Interview des Wehrbeauftragten in „Das Parlament“ vom 20. August 2018

Herr Bartels, die Bundeswehr will künftig um Schulabbrecher und EU-Ausländer werben. Ist die Personalsituation der Truppe so verzweifelt?

Die Personalsituation ist ohne Zweifel schwierig. Schon für ihre heutige Soll-Struktur hat die Bundeswehr zu wenig Personal, und sie soll ja auch noch ein bisschen größer werden, auf knapp 200.000 Soldatinnen und Soldaten wachsen. Angesichts der Tatsache, dass die Jahrgänge kleiner werden, die Wirtschaft händeringend Fachkräfte sucht und die Landespolizeien ihre Personalbestände ebenfalls erhöhen wollen, wird das selbst mit dem kleinen Aufwuchs also eine sportliche Aufgabe.

Wie viele Soldaten fehlen der Bundeswehr aktuell?

In meinem Jahresbericht für das vergangene Jahr steht die Zahl der unbesetzten Dienstposten für Unteroffiziere und Offiziere: Das sind 21.000. Viele hat das überrascht, aber dieses Problem gibt es schon länger, es ist ein strukturelles. Tatsächlich nützt es nichts, Soldaten formal auf Dienstposten zu setzen, wenn sie vorher erst noch ein Jahr ausgebildet werden müssen. Dann ist der Dienstposten zwar blockiert, aber eigentlich nicht besetzt. Man bräuchte stattdessen mehr sogenannte Schülerstellen.

In welchen Bereichen der Truppe ist der Personalmangel am größten?

Vor allem bei den Spezialisten.
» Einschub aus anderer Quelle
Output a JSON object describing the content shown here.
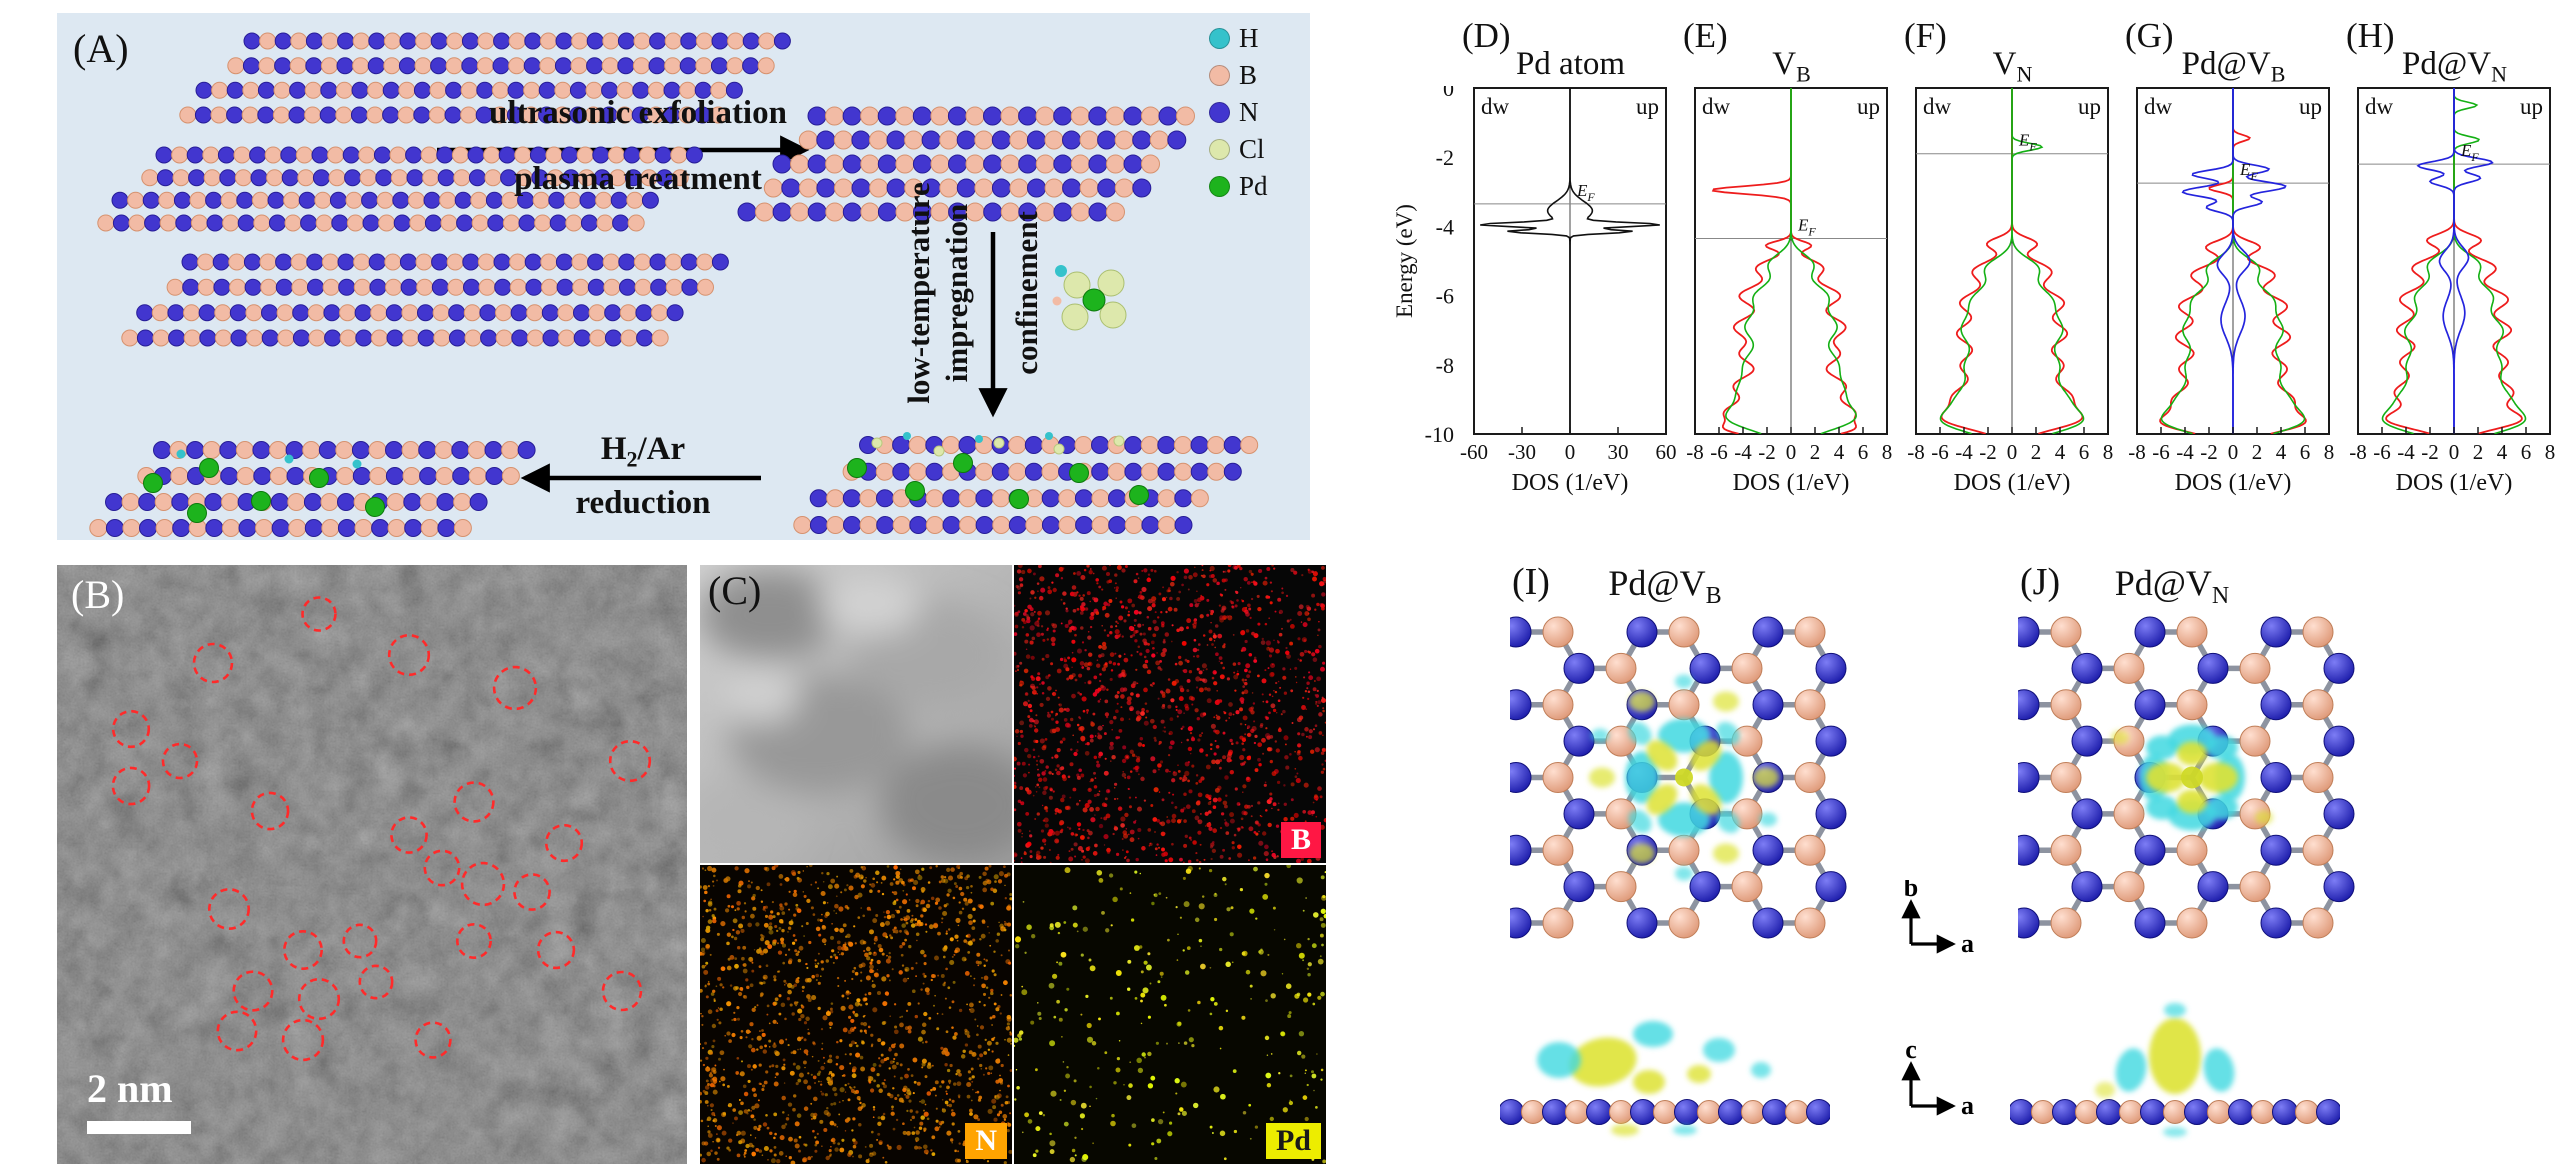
{
  "panelA": {
    "letter": "(A)",
    "arrow_right_line1": "ultrasonic exfoliation",
    "arrow_right_line2": "plasma treatment",
    "vert_label_1": "low-temperature",
    "vert_label_2": "impregnation",
    "vert_label_3": "confinement",
    "h2ar_main": "H",
    "h2ar_sub": "2",
    "h2ar_rest": "/Ar",
    "h2ar_line2": "reduction",
    "background_color": "#dde8f2",
    "legend": [
      {
        "label": "H",
        "color": "#35c2cb"
      },
      {
        "label": "B",
        "color": "#f2bba5"
      },
      {
        "label": "N",
        "color": "#4236cf"
      },
      {
        "label": "Cl",
        "color": "#dde8ac"
      },
      {
        "label": "Pd",
        "color": "#1db31d"
      }
    ]
  },
  "panelB": {
    "letter": "(B)",
    "scale_bar": "2 nm"
  },
  "panelC": {
    "letter": "(C)",
    "maps": [
      {
        "label": "B",
        "bg": "#ff1744",
        "fg": "#ffffff"
      },
      {
        "label": "N",
        "bg": "#ffa300",
        "fg": "#ffffff"
      },
      {
        "label": "Pd",
        "bg": "#eded00",
        "fg": "#1a1a1a"
      }
    ]
  },
  "dos": {
    "energy_axis": {
      "label": "Energy (eV)",
      "ticks": [
        0,
        -2,
        -4,
        -6,
        -8,
        -10
      ],
      "range": [
        0,
        -10
      ]
    },
    "fermi_main": "E",
    "fermi_sub": "F"
  },
  "chart_data": [
    {
      "type": "line",
      "letter": "(D)",
      "title_main": "Pd atom",
      "title_sub": "",
      "xlabel": "DOS (1/eV)",
      "xlim": [
        -60,
        60
      ],
      "xticks": [
        -60,
        -30,
        0,
        30,
        60
      ],
      "ylim": [
        0,
        -10
      ],
      "ylabel": "Energy (eV)",
      "fermi_energy": -3.35,
      "spin_labels": [
        "dw",
        "up"
      ],
      "series": [
        {
          "name": "black",
          "color": "#111111",
          "width": 1.6,
          "peaks_up": [
            [
              -3.55,
              0.28,
              14
            ],
            [
              -3.95,
              0.06,
              52
            ],
            [
              -4.15,
              0.05,
              38
            ]
          ],
          "peaks_dw": [
            [
              -3.55,
              0.28,
              14
            ],
            [
              -3.95,
              0.06,
              52
            ],
            [
              -4.15,
              0.05,
              38
            ]
          ]
        }
      ]
    },
    {
      "type": "line",
      "letter": "(E)",
      "title_main": "V",
      "title_sub": "B",
      "xlabel": "DOS (1/eV)",
      "xlim": [
        -8,
        8
      ],
      "xticks": [
        -8,
        -6,
        -4,
        -2,
        0,
        2,
        4,
        6,
        8
      ],
      "ylim": [
        0,
        -10
      ],
      "fermi_energy": -4.35,
      "spin_labels": [
        "dw",
        "up"
      ],
      "series": [
        {
          "name": "red",
          "color": "#ee1c1c",
          "width": 1.8,
          "peaks_dw": [
            [
              -2.95,
              0.11,
              6.6
            ],
            [
              -4.55,
              0.12,
              2.0
            ],
            [
              -5.2,
              0.25,
              2.8
            ],
            [
              -6.0,
              0.3,
              4.2
            ],
            [
              -6.9,
              0.32,
              4.6
            ],
            [
              -7.7,
              0.3,
              4.0
            ],
            [
              -8.6,
              0.33,
              4.6
            ],
            [
              -9.4,
              0.3,
              5.2
            ],
            [
              -9.9,
              0.2,
              4.0
            ]
          ],
          "peaks_up": [
            [
              -4.55,
              0.12,
              1.6
            ],
            [
              -5.2,
              0.25,
              2.6
            ],
            [
              -6.0,
              0.3,
              4.0
            ],
            [
              -6.9,
              0.32,
              4.4
            ],
            [
              -7.7,
              0.3,
              3.8
            ],
            [
              -8.6,
              0.33,
              4.4
            ],
            [
              -9.4,
              0.3,
              5.0
            ],
            [
              -9.9,
              0.2,
              3.8
            ]
          ]
        },
        {
          "name": "green",
          "color": "#14b014",
          "width": 1.6,
          "peaks_dw": [
            [
              -5.1,
              0.3,
              1.8
            ],
            [
              -6.0,
              0.35,
              2.8
            ],
            [
              -6.9,
              0.4,
              3.6
            ],
            [
              -7.9,
              0.4,
              3.2
            ],
            [
              -8.8,
              0.45,
              4.0
            ],
            [
              -9.6,
              0.35,
              4.4
            ]
          ],
          "peaks_up": [
            [
              -5.1,
              0.3,
              1.8
            ],
            [
              -6.0,
              0.35,
              2.8
            ],
            [
              -6.9,
              0.4,
              3.6
            ],
            [
              -7.9,
              0.4,
              3.2
            ],
            [
              -8.8,
              0.45,
              4.0
            ],
            [
              -9.6,
              0.35,
              4.4
            ]
          ]
        }
      ]
    },
    {
      "type": "line",
      "letter": "(F)",
      "title_main": "V",
      "title_sub": "N",
      "xlabel": "DOS (1/eV)",
      "xlim": [
        -8,
        8
      ],
      "xticks": [
        -8,
        -6,
        -4,
        -2,
        0,
        2,
        4,
        6,
        8
      ],
      "ylim": [
        0,
        -10
      ],
      "fermi_energy": -1.9,
      "spin_labels": [
        "dw",
        "up"
      ],
      "series": [
        {
          "name": "red",
          "color": "#ee1c1c",
          "width": 1.8,
          "peaks_dw": [
            [
              -4.5,
              0.18,
              2.0
            ],
            [
              -5.3,
              0.3,
              3.2
            ],
            [
              -6.2,
              0.33,
              4.2
            ],
            [
              -7.1,
              0.33,
              4.4
            ],
            [
              -8.0,
              0.33,
              4.0
            ],
            [
              -8.9,
              0.36,
              4.6
            ],
            [
              -9.6,
              0.3,
              5.0
            ]
          ],
          "peaks_up": [
            [
              -4.5,
              0.18,
              2.0
            ],
            [
              -5.3,
              0.3,
              3.2
            ],
            [
              -6.2,
              0.33,
              4.2
            ],
            [
              -7.1,
              0.33,
              4.4
            ],
            [
              -8.0,
              0.33,
              4.0
            ],
            [
              -8.9,
              0.36,
              4.6
            ],
            [
              -9.6,
              0.3,
              5.0
            ]
          ]
        },
        {
          "name": "green",
          "color": "#14b014",
          "width": 1.6,
          "peaks_dw": [
            [
              -5.2,
              0.3,
              2.0
            ],
            [
              -6.1,
              0.4,
              3.0
            ],
            [
              -7.0,
              0.42,
              3.8
            ],
            [
              -8.0,
              0.42,
              3.4
            ],
            [
              -9.0,
              0.45,
              4.2
            ],
            [
              -9.7,
              0.33,
              4.4
            ]
          ],
          "peaks_up": [
            [
              -1.7,
              0.1,
              2.5
            ],
            [
              -5.2,
              0.3,
              2.0
            ],
            [
              -6.1,
              0.4,
              3.0
            ],
            [
              -7.0,
              0.42,
              3.8
            ],
            [
              -8.0,
              0.42,
              3.4
            ],
            [
              -9.0,
              0.45,
              4.2
            ],
            [
              -9.7,
              0.33,
              4.4
            ]
          ]
        }
      ]
    },
    {
      "type": "line",
      "letter": "(G)",
      "title_main": "Pd@V",
      "title_sub": "B",
      "xlabel": "DOS (1/eV)",
      "xlim": [
        -8,
        8
      ],
      "xticks": [
        -8,
        -6,
        -4,
        -2,
        0,
        2,
        4,
        6,
        8
      ],
      "ylim": [
        0,
        -10
      ],
      "fermi_energy": -2.75,
      "spin_labels": [
        "dw",
        "up"
      ],
      "series": [
        {
          "name": "red",
          "color": "#ee1c1c",
          "width": 1.8,
          "peaks_dw": [
            [
              -2.9,
              0.1,
              2.0
            ],
            [
              -4.6,
              0.18,
              2.2
            ],
            [
              -5.4,
              0.28,
              3.4
            ],
            [
              -6.3,
              0.32,
              4.4
            ],
            [
              -7.2,
              0.32,
              4.6
            ],
            [
              -8.1,
              0.32,
              4.2
            ],
            [
              -9.0,
              0.36,
              4.8
            ],
            [
              -9.7,
              0.28,
              5.2
            ]
          ],
          "peaks_up": [
            [
              -1.45,
              0.09,
              1.4
            ],
            [
              -4.6,
              0.18,
              2.2
            ],
            [
              -5.4,
              0.28,
              3.4
            ],
            [
              -6.3,
              0.32,
              4.4
            ],
            [
              -7.2,
              0.32,
              4.6
            ],
            [
              -8.1,
              0.32,
              4.2
            ],
            [
              -9.0,
              0.36,
              4.8
            ],
            [
              -9.7,
              0.28,
              5.2
            ]
          ]
        },
        {
          "name": "green",
          "color": "#14b014",
          "width": 1.6,
          "peaks_dw": [
            [
              -5.2,
              0.3,
              2.0
            ],
            [
              -6.1,
              0.38,
              3.0
            ],
            [
              -7.0,
              0.42,
              3.8
            ],
            [
              -8.0,
              0.42,
              3.4
            ],
            [
              -9.0,
              0.45,
              4.2
            ],
            [
              -9.7,
              0.33,
              4.4
            ]
          ],
          "peaks_up": [
            [
              -5.2,
              0.3,
              2.0
            ],
            [
              -6.1,
              0.38,
              3.0
            ],
            [
              -7.0,
              0.42,
              3.8
            ],
            [
              -8.0,
              0.42,
              3.4
            ],
            [
              -9.0,
              0.45,
              4.2
            ],
            [
              -9.7,
              0.33,
              4.4
            ]
          ]
        },
        {
          "name": "blue",
          "color": "#2424dd",
          "width": 1.7,
          "peaks_dw": [
            [
              -2.5,
              0.12,
              3.4
            ],
            [
              -3.0,
              0.14,
              4.2
            ],
            [
              -3.45,
              0.12,
              2.2
            ],
            [
              -5.1,
              0.3,
              1.3
            ],
            [
              -6.7,
              0.5,
              1.0
            ]
          ],
          "peaks_up": [
            [
              -2.35,
              0.12,
              3.0
            ],
            [
              -2.85,
              0.14,
              4.4
            ],
            [
              -3.3,
              0.12,
              2.4
            ],
            [
              -5.0,
              0.3,
              1.4
            ],
            [
              -6.6,
              0.5,
              1.0
            ]
          ]
        }
      ]
    },
    {
      "type": "line",
      "letter": "(H)",
      "title_main": "Pd@V",
      "title_sub": "N",
      "xlabel": "DOS (1/eV)",
      "xlim": [
        -8,
        8
      ],
      "xticks": [
        -8,
        -6,
        -4,
        -2,
        0,
        2,
        4,
        6,
        8
      ],
      "ylim": [
        0,
        -10
      ],
      "fermi_energy": -2.2,
      "spin_labels": [
        "dw",
        "up"
      ],
      "series": [
        {
          "name": "red",
          "color": "#ee1c1c",
          "width": 1.8,
          "peaks_dw": [
            [
              -4.4,
              0.18,
              2.2
            ],
            [
              -5.2,
              0.28,
              3.4
            ],
            [
              -6.1,
              0.32,
              4.4
            ],
            [
              -7.0,
              0.32,
              4.6
            ],
            [
              -7.9,
              0.32,
              4.2
            ],
            [
              -8.8,
              0.36,
              4.8
            ],
            [
              -9.6,
              0.28,
              5.2
            ]
          ],
          "peaks_up": [
            [
              -4.4,
              0.18,
              2.2
            ],
            [
              -5.2,
              0.28,
              3.4
            ],
            [
              -6.1,
              0.32,
              4.4
            ],
            [
              -7.0,
              0.32,
              4.6
            ],
            [
              -7.9,
              0.32,
              4.2
            ],
            [
              -8.8,
              0.36,
              4.8
            ],
            [
              -9.6,
              0.28,
              5.2
            ]
          ]
        },
        {
          "name": "green",
          "color": "#14b014",
          "width": 1.6,
          "peaks_dw": [
            [
              -5.1,
              0.3,
              2.0
            ],
            [
              -6.0,
              0.38,
              3.0
            ],
            [
              -7.0,
              0.42,
              3.8
            ],
            [
              -8.0,
              0.42,
              3.4
            ],
            [
              -9.0,
              0.45,
              4.2
            ],
            [
              -9.7,
              0.33,
              4.4
            ]
          ],
          "peaks_up": [
            [
              -0.5,
              0.09,
              1.9
            ],
            [
              -1.5,
              0.1,
              2.1
            ],
            [
              -5.1,
              0.3,
              2.0
            ],
            [
              -6.0,
              0.38,
              3.0
            ],
            [
              -7.0,
              0.42,
              3.8
            ],
            [
              -8.0,
              0.42,
              3.4
            ],
            [
              -9.0,
              0.45,
              4.2
            ],
            [
              -9.7,
              0.33,
              4.4
            ]
          ]
        },
        {
          "name": "blue",
          "color": "#2424dd",
          "width": 1.7,
          "peaks_dw": [
            [
              -2.25,
              0.12,
              3.0
            ],
            [
              -2.7,
              0.12,
              2.0
            ],
            [
              -5.0,
              0.3,
              1.2
            ],
            [
              -6.6,
              0.5,
              0.9
            ]
          ],
          "peaks_up": [
            [
              -2.15,
              0.12,
              3.2
            ],
            [
              -2.6,
              0.12,
              2.2
            ],
            [
              -4.9,
              0.3,
              1.2
            ],
            [
              -6.5,
              0.5,
              0.9
            ]
          ]
        }
      ]
    }
  ],
  "panelIJ": {
    "items": [
      {
        "letter": "(I)",
        "title_main": "Pd@V",
        "title_sub": "B"
      },
      {
        "letter": "(J)",
        "title_main": "Pd@V",
        "title_sub": "N"
      }
    ],
    "axis_top": {
      "v": "b",
      "h": "a"
    },
    "axis_side": {
      "v": "c",
      "h": "a"
    }
  }
}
Dauerbrenner sind die Riesenlücken bei Rettungssanitätern, Kampfschwimmern oder Kampfmittelbeseitigern. Manche Probleme sind allerdings auch hausgemacht: Wenn man eine neue Verwendungsreihe wie zum Beispiel die Kampfretter der Luftwaffe schafft, dann stehen die bei der Personalgewinnung in Konkurrenz zu anderen infanteristischen Spezialverwendungen. Die Bundeswehr muss aufpassen, dass sie nicht zu viele zu spezielle Verwendungen ausplant, sonst wird sie am Ende in jeder einzelnen mit Personalmangel kämpfen. Besser wäre eine mehrrollenfähige Ausbildung in weniger Verwendungsreihen.

Wenn vor allem Spezialisten fehlen, wie soll dann das Werben um Nachwuchs selbst ohne Hauptschulabschluss helfen?

Das ist ja nichts Neues. Auch in den Zeiten der Wehrpflicht kamen junge Männer ohne Schulabschluss. Und wer sich als Zeitsoldat verpflichtete, konnte seinen Schulabschluss bei der Bundeswehr nachholen. So ist das auch heute. Hier geht es aber wohl auch nur um kleine Zahlen.

Wie groß ist die Chance, dass die Bundeswehr einen Soldaten zum Hauptschulabschluss führt, wenn er den in der Schulzeit nicht geschafft hat?

Groß. Ganz allgemein gilt: Die Bundeswehr ist eine wunderbar vielfältige Bildungseinrichtung. Es gibt keinen Arbeitgeber in Deutschland, der so viele unterschiedliche Ausbildungen anbietet, vom Führerschein bis zur Promotion in Raketenwissenschaft. Die Bundeswehr kann jedem ein Angebot machen, auch demjenigen, der erstmal die Schule ohne Abschluss verlassen hat.

Wenn die Ausbildungsmöglichkeiten bei der Bundeswehr so gut sind, wie erklärt sich dann der Mangel an Nachwuchs? Ist das nur ein Vermittlungsproblem in der Öffentlichkeit?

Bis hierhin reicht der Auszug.